An excerpt from The Weekly Beat by ScreenBeats™ Hooray for Hollywood? which will be available 1/16/15:
Sabes que? It’s that time of year again. No, not the breaking of your new year’s resolution with continued “inherent vice” but with that new years’ celebration of self-congratulatory back-patting and applause ritualized through the exchange of that handsome gold statue, so desired throughout the land: Oscar…Oscar! The Academy Award nominations were announced this week. It looks like a great season for achievement, unless of course you’re an artist of color.
Here’s the list of top films:
Best Picture
American Sniper
Birdman
Boyhood
The Grand Budapest Hotel
The Imitation Game
Selma
The Theory of Everything
Whiplash
The civil-rights drama Selma, about Martin Luther King’s 1965 voting-rights marches in Alabama, is almost segregated on the list with only nominations for Best Picture and Best Song. The film’s female African-American director, Ava DuVernay and its protagonist actor, David Oyelowo, whose stunning performance as Martin Luther King Jr., was disenfranchised from this awards nod. The former made history this past month with a first-time black female director nom for a Golden Globe but lost out to Richard Linklater for Boyhood.
It get’s worse in the acting category: All of the twenty nominees for best acting are white. This is part and parcel of what is continually a fracturing state for Hollywood empire control most often defended by the decaying establishment of rich white CEOs. Media contributes to a society’s awareness of how individuals see themselves and each other. What’s being projected in theatres and on screens is nothing short of a “whitewashing.”

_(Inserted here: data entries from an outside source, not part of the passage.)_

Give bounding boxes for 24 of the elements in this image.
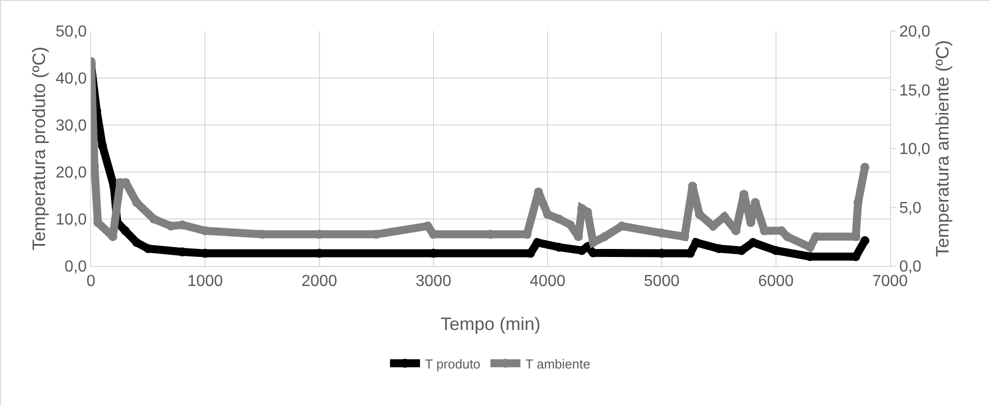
- y2-tick-label: 5,0: [899, 200, 922, 217]
- legend-label: T produto: [425, 356, 480, 372]
- x-axis-title: Tempo (min): [440, 314, 541, 334]
- y-tick-label: 40,0: [56, 70, 87, 88]
- y2-tick-label: 0,0: [899, 258, 922, 276]
- y-tick-label: 0,0: [64, 258, 87, 276]
- y-axis-title: Temperatura produto (ºC): [29, 46, 49, 250]
- y-tick-label: 50,0: [56, 24, 87, 41]
- x-tick-label: 1000: [187, 273, 224, 290]
- y-tick-label: 30,0: [56, 118, 87, 135]
- x-tick-label: 4000: [530, 273, 566, 290]
- x-tick-label: 2000: [301, 273, 338, 290]
- x-tick-label: 0: [86, 273, 96, 290]
- legend-label: T ambiente: [525, 356, 590, 372]
- y-tick-label: 20,0: [56, 164, 87, 182]
- y-tick-label: 10,0: [56, 212, 87, 229]
- y2-tick-label: 15,0: [899, 82, 930, 100]
- x-tick-label: 3000: [416, 273, 452, 290]
- y2-tick-label: 10,0: [899, 141, 930, 158]
- x-tick-label: 5000: [644, 273, 680, 290]
- y2-axis-title: Temperatura ambiente (ºC): [932, 40, 952, 257]
- x-tick-label: 7000: [872, 273, 908, 290]
- y2-tick-label: 20,0: [899, 24, 930, 41]
- x-tick-label: 6000: [758, 273, 794, 290]
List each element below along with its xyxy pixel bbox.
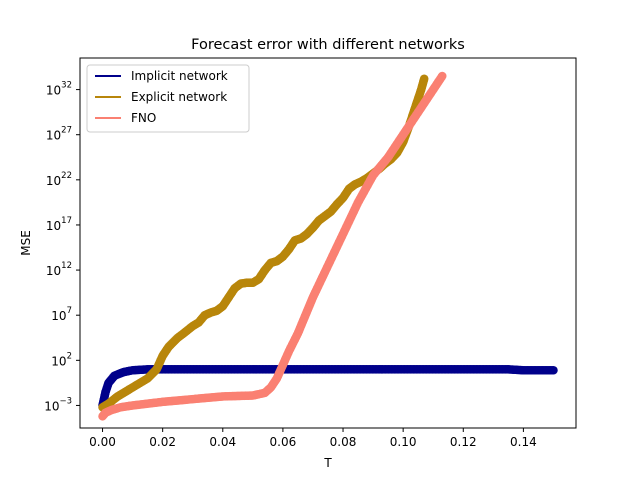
plot-markers (98, 71, 558, 421)
x-tick-label: 0.06 (270, 435, 297, 449)
y-tick-label: 102 (51, 351, 72, 368)
plot-frame (79, 57, 577, 429)
legend-label-fno: FNO (131, 111, 156, 125)
x-tick-label: 0.12 (450, 435, 477, 449)
y-tick-label: 1012 (46, 261, 72, 278)
x-tick-label: 0.10 (390, 435, 417, 449)
series-1-markers (98, 365, 558, 410)
legend: Implicit network Explicit network FNO (86, 64, 250, 133)
data-point (419, 74, 429, 84)
y-tick-label: 1032 (46, 81, 72, 98)
y-axis-ticks: 10−3 102 107 1012 1017 1022 1027 1032 (44, 81, 80, 413)
legend-label-implicit: Implicit network (131, 69, 228, 83)
y-tick-label: 10−3 (44, 396, 72, 413)
legend-box (86, 64, 250, 133)
data-point (437, 71, 447, 81)
y-tick-label: 1017 (46, 216, 72, 233)
y-tick-label: 1027 (46, 126, 72, 143)
x-tick-label: 0.04 (209, 435, 236, 449)
x-axis-ticks: 0.00 0.02 0.04 0.06 0.08 0.10 0.12 0.14 (89, 428, 537, 449)
x-tick-label: 0.02 (149, 435, 176, 449)
x-axis-label: T (323, 456, 332, 470)
y-tick-label: 107 (51, 306, 72, 323)
y-axis-label: MSE (19, 230, 33, 256)
x-tick-label: 0.08 (330, 435, 357, 449)
y-tick-label: 1022 (46, 171, 72, 188)
series-3-markers (98, 71, 447, 421)
x-tick-label: 0.00 (89, 435, 116, 449)
data-point (549, 365, 558, 375)
legend-label-explicit: Explicit network (131, 90, 227, 104)
x-tick-label: 0.14 (510, 435, 537, 449)
chart-title: Forecast error with different networks (191, 37, 465, 53)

Taking a look at the top bosses running these conglomerate entertainment empires it’s clear to see that there is a disconnect between those that control the media and their culturally diverse audience:
Starting with the grand daddy of them all, Sumner Redstone, 64th Richest Person in the World is CEO to the world’s biggest media giant Viacom. This parent company owns Viacom cable, CBS, MTV, and various channels even such as Black Entertainment TV. He is part of an old boys club that has these other members as his peers:
Fox News: Rupert Murdoch (Owner), Peter Chernin (President)
Paramount Pictures: Brad Grey (Chairman)
Walt Disney: Robert Igor (CEO)
Sony Pictures: Michael Lynton (Chairman)
Warner Brothers: Barry Meyer (Chairman)
CBS: Leslie Moonves (CEO)
MGM: Harry Sloan (Chairman)
NBC/Universal Studios: Jeff Zucker (CEO), NBC News Neil Shapiro (President)
AOL division of AOL-Time-Warner: Jonathan Miller, (chair and CEO)
Having this kind of representation in media control will no doubt influence the type of stories that are marqueed-up for award presentation:
Seven of the eight Best Picture nominees’ film stories are about a white man dealing with internal conflict! Hollywood films once again lag behind the diversity of interesting stories that are being exhibited throughout this rainbow-colored country.